Aos socialistas, o aumento de representações não representa um “aumento” de democracia; o que consideramos como democracia é a passagem da consciência individual à consciência coletiva e, portanto, a representatividade sai de jogo, pois a vontade de um é a expressão de uma classe. É esse o sentido que damos às lutas quando tratamos de que devem ser democráticas; e não ampliar os espaços de representação.
Para exemplificar melhor esse elemento, em relação à implementação do ensino remoto, isso se explicita na fragmentação que é imposta aos estudantes, colocando de um lado estudantes pobres e, portanto, sem acesso a internet, e de outro os estudantes com acesso. Porém, essa divisão é totalmente fictícia, basta resgatarmos o caráter de classe de nossa instituição.
Devemos dissolver essa separação e nos apresentar como uma classe que não aceita que a nossa educação seja precarizada, que pensa sobre o papel da universidade e por isso luta em sua defesa. Portanto, que não aceita uma universidade pior do que a que existia antes da pandemia. Ou seja, estamos do mesmo lado em defesa da educação, mesmo tendo ou não tendo acesso a internet.
Resgatando o trecho inicial em que apresenta um argumento de Vladimir Safatle, o mesmo considera também que “quem defende a representação, seja a direita, seja a esquerda, encontra nela um bom álibi para esconder seus desejos de controle, para filtrar a sociedade construindo uma imagem da emergência popular mais fácil de controlar. Pois, definindo as condições de representação, sou capaz de controlar a fronteira entre a existência e a inexistência política.”
Portanto, a tarefa política atual não é consolidar mecanismos de controle, como já nos é imposto pela classe dominante, mas criar uma sociedade em que o descontrole possa tomar conta. E, assim, forjar uma democracia no sentido que os socialistas defendem, em que os sujeitos compreendam sua universalidade em uma classe.
Qual a conclusão
Tudo isso para não esquecer de que não podemos nos iludir quando se abrem a nós mais cadeiras de representação, pois isso não significa necessariamente que haja mais democracia ou que pode haver um diálogo favorável para as pautas da esquerda.

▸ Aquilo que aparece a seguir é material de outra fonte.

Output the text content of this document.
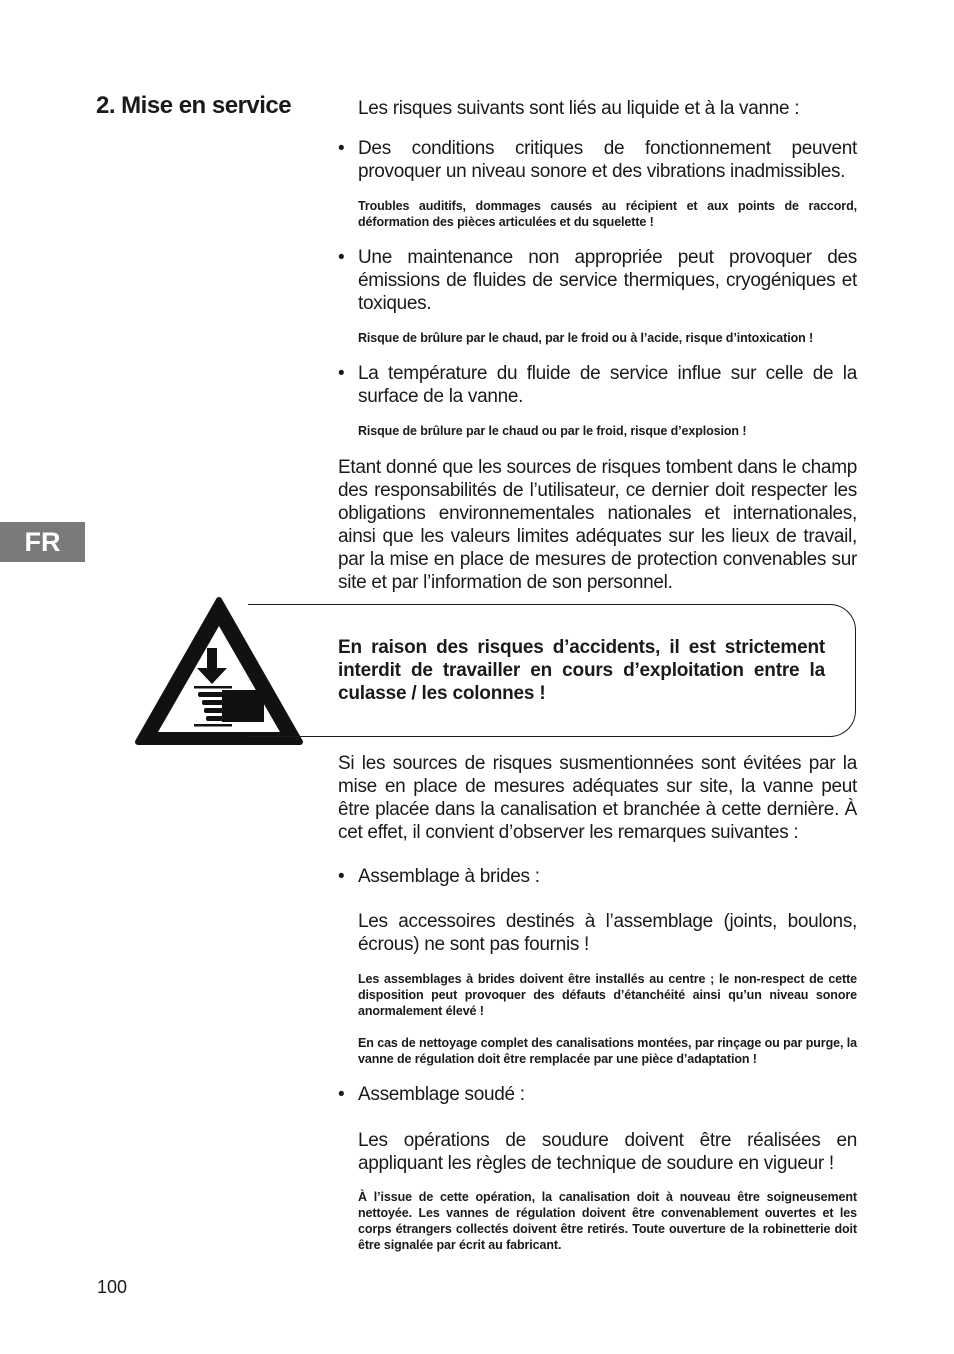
2. Mise en service
FR
Les risques suivants sont liés au liquide et à la vanne :
• Des conditions critiques de fonctionnement peuvent provoquer un niveau sonore et des vibrations inadmissibles.
Troubles auditifs, dommages causés au récipient et aux points de raccord, déformation des pièces articulées et du squelette !
• Une maintenance non appropriée peut provoquer des émissions de fluides de service thermiques, cryogéniques et toxiques.
Risque de brûlure par le chaud, par le froid ou à l’acide, risque d’intoxication !
• La température du fluide de service influe sur celle de la surface de la vanne.
Risque de brûlure par le chaud ou par le froid, risque d’explosion !
Etant donné que les sources de risques tombent dans le champ des responsabilités de l’utilisateur, ce dernier doit respecter les obligations environnementales nationales et internationales, ainsi que les valeurs limites adéquates sur les lieux de travail, par la mise en place de mesures de protection convenables sur site et par l’information de son personnel.
En raison des risques d’accidents, il est strictement interdit de travailler en cours d’exploitation entre la culasse / les colonnes !
Si les sources de risques susmentionnées sont évitées par la mise en place de mesures adéquates sur site, la vanne peut être placée dans la canalisation et branchée à cette dernière. À cet effet, il convient d’observer les remarques suivantes :
• Assemblage à brides :
Les accessoires destinés à l’assemblage (joints, boulons, écrous) ne sont pas fournis !
Les assemblages à brides doivent être installés au centre ; le non-respect de cette disposition peut provoquer des défauts d’étanchéité ainsi qu’un niveau sonore anormalement élevé !
En cas de nettoyage complet des canalisations montées, par rinçage ou par purge, la vanne de régulation doit être remplacée par une pièce d’adaptation !
• Assemblage soudé :
Les opérations de soudure doivent être réalisées en appliquant les règles de technique de soudure en vigueur !
À l’issue de cette opération, la canalisation doit à nouveau être soigneusement nettoyée. Les vannes de régulation doivent être convenablement ouvertes et les corps étrangers collectés doivent être retirés. Toute ouverture de la robinetterie doit être signalée par écrit au fabricant.
100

A política que se deve priorizar nesses espaços não é reduzir os danos das propostas que a direita vem realizando à política e ao retorno das atividades a distância, ou seja, dançar conforme a música. Mas, sim, tornar as reuniões administrativas em reuniões extremamente politizadas, apresentar críticas e retomar o sentido da universidade.
Por fim, para que fique claro, mesmo que haja um sentido positivo na participação de conselhos universitários, esse sentido não é a participação representativa na administração central, mas a possibilidade de denunciar o que é feito por aqueles que estão do outro lado do balcão e que respondem a uma demanda que não às da classe trabalhadora.